Although it was 9:30pm, we were excited to get started on our exploration of Istanbul. We immediately took some of Sim's advice, and chose to go and have dinner at one of the restaurants she had recommended. Continuing with the theme of being professional and helpful, she immediately called ahead to the restaurant and reserved a table for us.
Out we went into the warm night, walking uphill towards our appointed restaurant - the Albura Kathisma Cafe. The streets were reasonably clean and reasonably bustling with people (but not overly so). There were some fantastic glimpses up narrow streets to the night-lit spires of the famous Blue Mosque - one of our sure-to-visit attractions in the coming days.
Heading to restaurant
Along the way, we passed through a small bazaar - a market - called the Arasta Bazaar. This one-street bazaar is immediately adjacent to the Blue Mosque. Many of the shops were closed at this point in the evening, but it was a nice atmospheric intro to one of Turkey's noteable cultural institutions. We would be visiting a lot more bazaar-scape in the days to come.
The restaurant was perhaps only 500 metres away from the hotel, situated on a very historic-looking, well-kept stretch of cobblestoned street. Everywhere were intricately-decorated shops, cafes and restaurants. The decorators 'round here also seem to like shining colored hidden spotlights onto building surfaces.
As for our meal... well, it turned out to be excellent. The restaurant had a wide array of traditional Turkish dishes, and as far as I can tell, all were excellent. I had as my main course a plate of Manti - a type of ravioli in a slightly sour, yoghurt-like sauce, and I thought it was excellent. I had first tried Manti at a Turkish festival in Ottawa a few years ago, and wanted to try another plate in a more official setting.
We got know our waiter - Islam - as we progressed through our meal. He turned out to have a dry, deadpan, slightly sarcastic sense of humor, and playfully bantered with us throughout our meal.
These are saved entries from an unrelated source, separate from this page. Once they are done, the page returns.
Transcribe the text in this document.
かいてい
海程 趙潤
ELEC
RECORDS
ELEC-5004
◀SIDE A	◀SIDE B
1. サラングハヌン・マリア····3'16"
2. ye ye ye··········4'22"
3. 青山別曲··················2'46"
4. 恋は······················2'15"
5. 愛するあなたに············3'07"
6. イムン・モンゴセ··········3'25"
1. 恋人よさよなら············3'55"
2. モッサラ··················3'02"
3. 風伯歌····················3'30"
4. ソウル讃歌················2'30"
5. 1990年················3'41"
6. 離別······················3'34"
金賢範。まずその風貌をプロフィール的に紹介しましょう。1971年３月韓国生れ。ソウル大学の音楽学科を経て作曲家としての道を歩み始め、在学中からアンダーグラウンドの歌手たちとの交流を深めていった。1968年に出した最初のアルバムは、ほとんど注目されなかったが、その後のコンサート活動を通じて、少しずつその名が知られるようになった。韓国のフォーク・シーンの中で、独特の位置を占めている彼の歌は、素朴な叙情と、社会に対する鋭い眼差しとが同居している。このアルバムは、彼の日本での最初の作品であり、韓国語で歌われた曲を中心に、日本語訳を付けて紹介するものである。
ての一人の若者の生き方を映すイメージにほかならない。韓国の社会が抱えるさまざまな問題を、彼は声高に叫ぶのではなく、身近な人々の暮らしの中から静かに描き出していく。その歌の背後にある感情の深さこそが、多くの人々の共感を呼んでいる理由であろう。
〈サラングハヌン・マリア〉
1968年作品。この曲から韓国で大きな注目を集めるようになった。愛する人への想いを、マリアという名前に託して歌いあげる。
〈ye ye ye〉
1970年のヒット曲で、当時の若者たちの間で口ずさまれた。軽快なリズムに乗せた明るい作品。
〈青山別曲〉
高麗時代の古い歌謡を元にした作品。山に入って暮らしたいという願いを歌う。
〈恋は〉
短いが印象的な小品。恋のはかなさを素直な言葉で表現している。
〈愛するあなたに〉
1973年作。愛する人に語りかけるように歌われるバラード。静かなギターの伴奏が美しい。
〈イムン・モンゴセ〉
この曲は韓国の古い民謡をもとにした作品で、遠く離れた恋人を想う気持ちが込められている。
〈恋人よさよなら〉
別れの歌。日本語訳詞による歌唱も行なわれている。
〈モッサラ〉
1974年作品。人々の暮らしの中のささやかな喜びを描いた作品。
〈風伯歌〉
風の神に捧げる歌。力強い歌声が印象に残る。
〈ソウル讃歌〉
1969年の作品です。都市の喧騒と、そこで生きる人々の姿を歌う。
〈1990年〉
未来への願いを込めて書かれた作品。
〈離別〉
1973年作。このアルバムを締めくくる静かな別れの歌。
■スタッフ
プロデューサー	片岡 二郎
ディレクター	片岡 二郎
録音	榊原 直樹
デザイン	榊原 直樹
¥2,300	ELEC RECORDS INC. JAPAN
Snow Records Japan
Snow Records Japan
When we were done, he ushered us back further into the restaurant, where he turned down a set of musty stairs that led into a huge airy space underneath, with vaulted ceilings and ancient brickwork. An ancient bit of Byazantine history, right underneath the restaurant!
Our friendly waiter - Islam
We thanked Islam for his generous time (and got a nice snapshot with him). I can highly recommend this restaurant. I thought it was reasonably priced, had a nice atmosphere, and I thoroughly enjoyed my food and our great waiter.
Well, satisfied, we headed back to the hotel. As a final activity before heading to bed, we climbed up to the rooftop terrace and took in a bit of Old Istanbul's night scene.